BACKGROUND
Novel technical solutions are called for to promote home-based exercise and facilitate engagement in physical activity among community-dwelling stroke survivors supported by their caregivers in the home environment. Lack of knowledge and resources on what to do and how to accomplish this has been demonstrated.
OBJECTIVE
To describe in detail the development of a technical intervention, ActivABLES, to promote home-based exercise and physical activity engagement of community-dwelling stroke survivors with support from their informal caregivers.
METHODS
Technical development process of ActivABLES was guided by Human-Centred Design and participatory design/co-design as well as the Medical Research Council (MRC) framework for the development and evaluation of complex interventions.
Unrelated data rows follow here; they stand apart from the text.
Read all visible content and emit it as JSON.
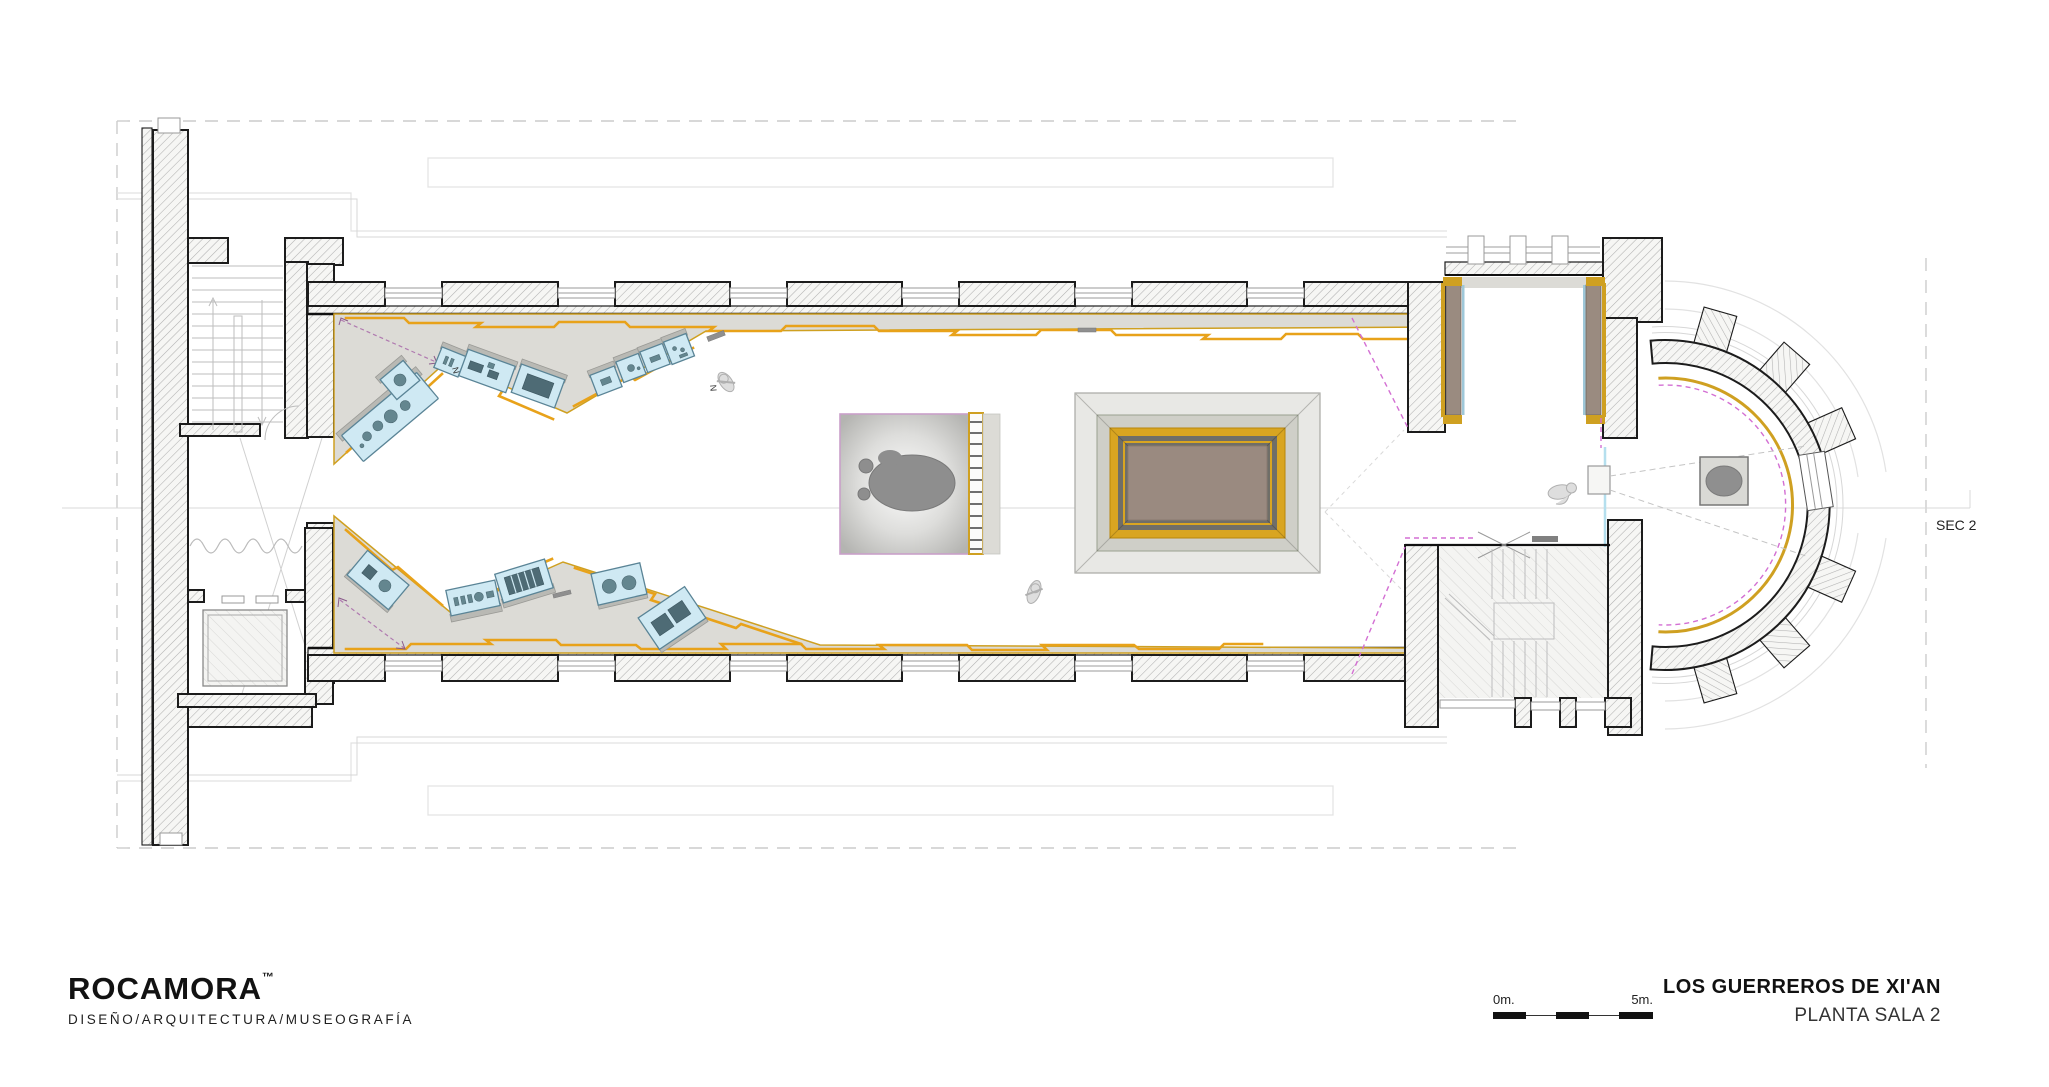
{
  "branding": {
    "name": "ROCAMORA",
    "trademark": "™",
    "tagline": "DISEÑO/ARQUITECTURA/MUSEOGRAFÍA"
  },
  "title_block": {
    "project": "LOS GUERREROS DE XI'AN",
    "sheet": "PLANTA SALA 2"
  },
  "scale_bar": {
    "start_label": "0m.",
    "end_label": "5m."
  },
  "annotations": {
    "section_label": "SEC 2",
    "vitrine_mark": "N"
  },
  "palette": {
    "accent_gold": "#cfa021",
    "zigzag_orange": "#e8a21a",
    "floor_band_gray": "#dcdbd6",
    "vitrine_blue": "#cfe9f3",
    "vitrine_object": "#64868f",
    "magenta_guide": "#d36fd3",
    "pit_center_brown": "#9a8a80",
    "cyan_partition": "#b5dfee",
    "wall_hatch": "#b0b0b0"
  }
}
The main steps included: (a) Synthesis of the evidence supported the inclusion of balance exercises, mobility and walking exercises, exercises for the upper arm and means to decrease sedentary behavior; b) Initial user studies with qualitative data collection from individual interviews with stroke survivors and focus group interviews with informal caregivers and health professionals; c) Preliminary testing of eight prototypes with seven stroke survivors and their informal caregivers which included introduction and testing of the prototypes; d) Feasibility study of six prototypes with ten stroke survivors and their informal caregivers which included use of ActivABLES for four weeks.
RESULTS
After the preliminary testing of eight prototypes, four prototypes were not further developed whereas four prototypes were modified further. In addition, two new prototypes were developed, leaving six prototypes constructed for use in the feasibility study. These included: 1) ActivFOAM, a soft mat for balance exercises, 2) WalkingSTARR, an iPhone application to facilitate walking, 3) ActivBALL, a soft ball for hand exercises, 4) ActivSTICKS, two linked plastic sticks for upper arm exercises and trunk rotation and 5) the ActivLAMP and 6) the ActivTREE which both give visual feedback (lights) for progress of daily exercise and physical activities. ActivFOAM, ActivBALL and ActivSTICKS are all connected to a tablet where exercise instructions are given. All the exercise prototypes can be connected to ActivLAMP and ActivTREE to give feedback on how much exercise the user has done. Settings can be individualized and recommended daily time and/or repetition can easily be changed as the user further progresses to higher activity levels.
CONCLUSIONS
The development process of ActivABLES was guided by the human-centred design, with iterative testing of future users, and the MRC framework of complex intervention, with repeated process of development and testing. This process resulted in six prototypes which aim to promote home-based exercise and facilitate physical activity engagement of community-dwelling stroke survivors and were used in a feasibility study. Further research with a larger sample of stroke survivors and a more robust design is needed to substantiate these results.